I've read the datasheet and the application notes elated to AVR Hardware Design Considerations and EMI. From them and various Internet sources I came up with pictured design for power supply circuit for ATmega162. AVR would be connected after C3. Right now, I plan to run the device form its internal clock source, but later I plan to try with external 16 MHz crystal.

Image 1

There are few things I'm not certain about. First, I'm I overdoing it with 4 capacitors near the microcontroller? Some sources say that decoupling capacitors should be placed in decades while some say that the 100nF is enough. I was thinking about using multilayer capacitors for 100 nF and 10 nF and ceramic disk for 1 nF. Would that work?

Next point is the inductor. In one document, it is placed between the electrolytic capacitor and in the other document between last capacitor and power supply. Which location would be better? I'm thinking about placing it after last capacitor close to the microcontroller, but the HDC document made me uncertain about that. As far as I understand it, coils do their best to keep current constant, so the coil should prevent spreading of pulses as the controller switches states.

AVR Hardware Design Considerations recommend tantalum electrolytic capacitor. Is there any special reason for that?

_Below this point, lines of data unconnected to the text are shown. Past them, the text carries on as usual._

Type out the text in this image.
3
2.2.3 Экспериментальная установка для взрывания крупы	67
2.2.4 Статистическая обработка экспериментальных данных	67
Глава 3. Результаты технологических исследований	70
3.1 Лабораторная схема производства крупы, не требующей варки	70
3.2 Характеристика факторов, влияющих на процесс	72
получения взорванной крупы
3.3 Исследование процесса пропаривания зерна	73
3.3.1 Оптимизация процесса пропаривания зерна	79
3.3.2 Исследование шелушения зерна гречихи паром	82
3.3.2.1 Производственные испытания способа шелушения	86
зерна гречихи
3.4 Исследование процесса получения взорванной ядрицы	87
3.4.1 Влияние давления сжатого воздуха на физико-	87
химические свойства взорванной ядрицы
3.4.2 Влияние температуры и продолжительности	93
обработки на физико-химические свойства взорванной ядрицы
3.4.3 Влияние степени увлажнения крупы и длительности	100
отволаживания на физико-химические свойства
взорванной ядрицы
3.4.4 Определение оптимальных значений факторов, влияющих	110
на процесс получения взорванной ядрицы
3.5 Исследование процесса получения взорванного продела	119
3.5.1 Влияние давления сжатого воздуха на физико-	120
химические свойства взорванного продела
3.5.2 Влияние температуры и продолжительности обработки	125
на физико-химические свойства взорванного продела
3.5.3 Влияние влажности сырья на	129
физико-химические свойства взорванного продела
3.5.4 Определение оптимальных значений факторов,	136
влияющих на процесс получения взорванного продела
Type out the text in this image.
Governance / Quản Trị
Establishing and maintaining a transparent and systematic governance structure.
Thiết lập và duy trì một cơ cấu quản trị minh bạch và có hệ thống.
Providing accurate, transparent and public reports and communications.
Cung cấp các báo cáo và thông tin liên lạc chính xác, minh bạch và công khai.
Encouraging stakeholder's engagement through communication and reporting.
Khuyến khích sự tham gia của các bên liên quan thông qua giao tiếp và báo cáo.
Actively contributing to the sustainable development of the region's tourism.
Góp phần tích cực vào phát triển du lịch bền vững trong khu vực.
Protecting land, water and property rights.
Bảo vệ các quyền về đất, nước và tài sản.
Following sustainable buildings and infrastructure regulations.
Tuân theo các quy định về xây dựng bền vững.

On the board, I'd place a MAX232, couple of 20 mA LEDs and 2*16 character LCD screen. What decoupling capacitor should I use near the power connector of the board?

Best Answer

It depends a lot on your requirements as a simple logic circuit will run properly with just 100 nF and nothing else. If you have sensitive analog voltages the choke (or, maybe better, ferrite) can be helpful.

I don't think 1 nF and 10 nF will give you any advantage, but if you have a lot of input ripple or want very low output ripple, I'd add 10 µF on the right side (there are even ceramics in 0805 nowadays).

The inductor needs to be on the power supply side, not near the controller. If it would be there, the controller's supply voltage would drop seriously every time it switches something (internally or externally).

Multilayer ceramics are the new tantalum. ;) I guess, they recommend them in contrast to aluminium electrolytics because of their low ESR.

Your circuit won't draw much current, so maybe 100 µF electrolytic or less at the input? That's really just a guess because if you have a clean supply you probably don't need any capacitors at the input at all (but they won't hurt).